In 1986, he allegedly moved to Europe and joined French Division 2 club Gazélec Ajaccio where a friend was playing. At his presentation, the club arranged a training session with the fans and, afraid of being caught, he shot all the balls to the crowd while kissing the club's badge. He never played at the club and returned to Brazil the following year, although his friendship with journalists later earned him an article where he was depicted as a top goalscorer at Gazélec Ajaccio where he had played for eight seasons. However, the friend, Fabio "Fabinho" Barros who played at Ajaccio for four years, says that Kaiser never actually went to Corsica. Instead, the two of them took photographs of Kaiser wearing an Ajaccio jersey that Barros gave to him as a present at a field in Horto. Barros states that Kaiser later used these photographs, as well as a forged player identification card as "proof" of his time in France.

Returning to Brazil, he joined Bangu, where he again used his fake injury scam. However, Castor de Andrade, the club's major sponsor and patron, became tired of seeing him just training. During one match, Castor told the coach to play him, as the team was losing 2–0. When Kaiser was sent to warm up, he saw a group of supporters shouting abuse at the players and started to fight them, for which he immediately received a red card without even participating in the actual match. After the match, he lied to the patron that the supporters called him a thief. He was forgiven and earned a six-month extension.

In 1989, Kaiser turned up on the roster of American indoor side: the El Paso Sixshooters of the Southwest Independent Soccer League.
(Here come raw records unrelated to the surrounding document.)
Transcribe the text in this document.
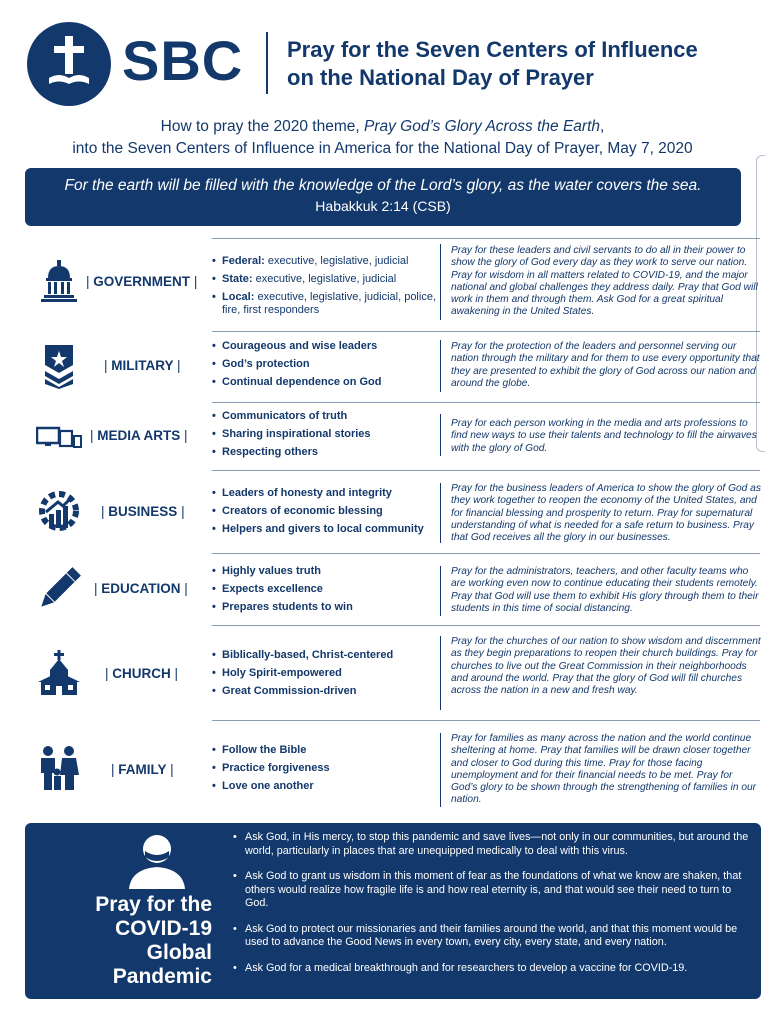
SBC Pray for the Seven Centers of Influence
on the National Day of Prayer
How to pray the 2020 theme, Pray God’s Glory Across the Earth,
into the Seven Centers of Influence in America for the National Day of Prayer, May 7, 2020
For the earth will be filled with the knowledge of the Lord’s glory, as the water covers the sea.
Habakkuk 2:14 (CSB)
| GOVERNMENT |
• Federal: executive, legislative, judicial
• State: executive, legislative, judicial
• Local: executive, legislative, judicial, police, fire, first responders
Pray for these leaders and civil servants to do all in their power to show the glory of God every day as they work to serve our nation. Pray for wisdom in all matters related to COVID-19, and the major national and global challenges they address daily. Pray that God will work in them and through them. Ask God for a great spiritual awakening in the United States.
| MILITARY |
• Courageous and wise leaders
• God’s protection
• Continual dependence on God
Pray for the protection of the leaders and personnel serving our nation through the military and for them to use every opportunity that they are presented to exhibit the glory of God across our nation and around the globe.
| MEDIA ARTS |
• Communicators of truth
• Sharing inspirational stories
• Respecting others
Pray for each person working in the media and arts professions to find new ways to use their talents and technology to fill the airwaves with the glory of God.
| BUSINESS |
• Leaders of honesty and integrity
• Creators of economic blessing
• Helpers and givers to local community
Pray for the business leaders of America to show the glory of God as they work together to reopen the economy of the United States, and for financial blessing and prosperity to return. Pray for supernatural understanding of what is needed for a safe return to business. Pray that God receives all the glory in our businesses.
| EDUCATION |
• Highly values truth
• Expects excellence
• Prepares students to win
Pray for the administrators, teachers, and other faculty teams who are working even now to continue educating their students remotely. Pray that God will use them to exhibit His glory through them to their students in this time of social distancing.
| CHURCH |
• Biblically-based, Christ-centered
• Holy Spirit-empowered
• Great Commission-driven
Pray for the churches of our nation to show wisdom and discernment as they begin preparations to reopen their church buildings. Pray for churches to live out the Great Commission in their neighborhoods and around the world. Pray that the glory of God will fill churches across the nation in a new and fresh way.
| FAMILY |
• Follow the Bible
• Practice forgiveness
• Love one another
Pray for families as many across the nation and the world continue sheltering at home. Pray that families will be drawn closer together and closer to God during this time. Pray for those facing unemployment and for their financial needs to be met. Pray for God’s glory to be shown through the strengthening of families in our nation.
Pray for the
COVID-19
Global
Pandemic
• Ask God, in His mercy, to stop this pandemic and save lives—not only in our communities, but around the world, particularly in places that are unequipped medically to deal with this virus.
• Ask God to grant us wisdom in this moment of fear as the foundations of what we know are shaken, that others would realize how fragile life is and how real eternity is, and that would see their need to turn to God.
• Ask God to protect our missionaries and their families around the world, and that this moment would be used to advance the Good News in every town, every city, every state, and every nation.
• Ask God for a medical breakthrough and for researchers to develop a vaccine for COVID-19.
Kaiser also had a spell at Fluminense where, together with his injury scam, he again used a toy mobile phone to pretend to reject offers from other clubs, stating that he was happy at the club, but was caught by an assistant. He later joined Vasco da Gama, where he was signed to help a teammate to overcome an alcohol problem as he did not drink and had a reputation of being a good person.

==Film==
In November 2015, Kaiser signed an exclusive agreement with a UK production company, Nods & Volleys Entertainment Limited, which was specifically incorporated to tell his story on all media formats. Interview filming on a cinematic release was completed in December 2016.

Kaiser: The Greatest Footballer Never to Play Football had its world premiere at Tribeca Film Festival on 21 April 2018. The film features contributions from Carlos Alberto Torres, Zico, Renato Gaucho, Bebeto, Junior and Ricardo Rocha.

==Book==
The book Kaiser: The Greatest Footballer Never to Play Football, by the journalist Rob Smyth, was published in 2018.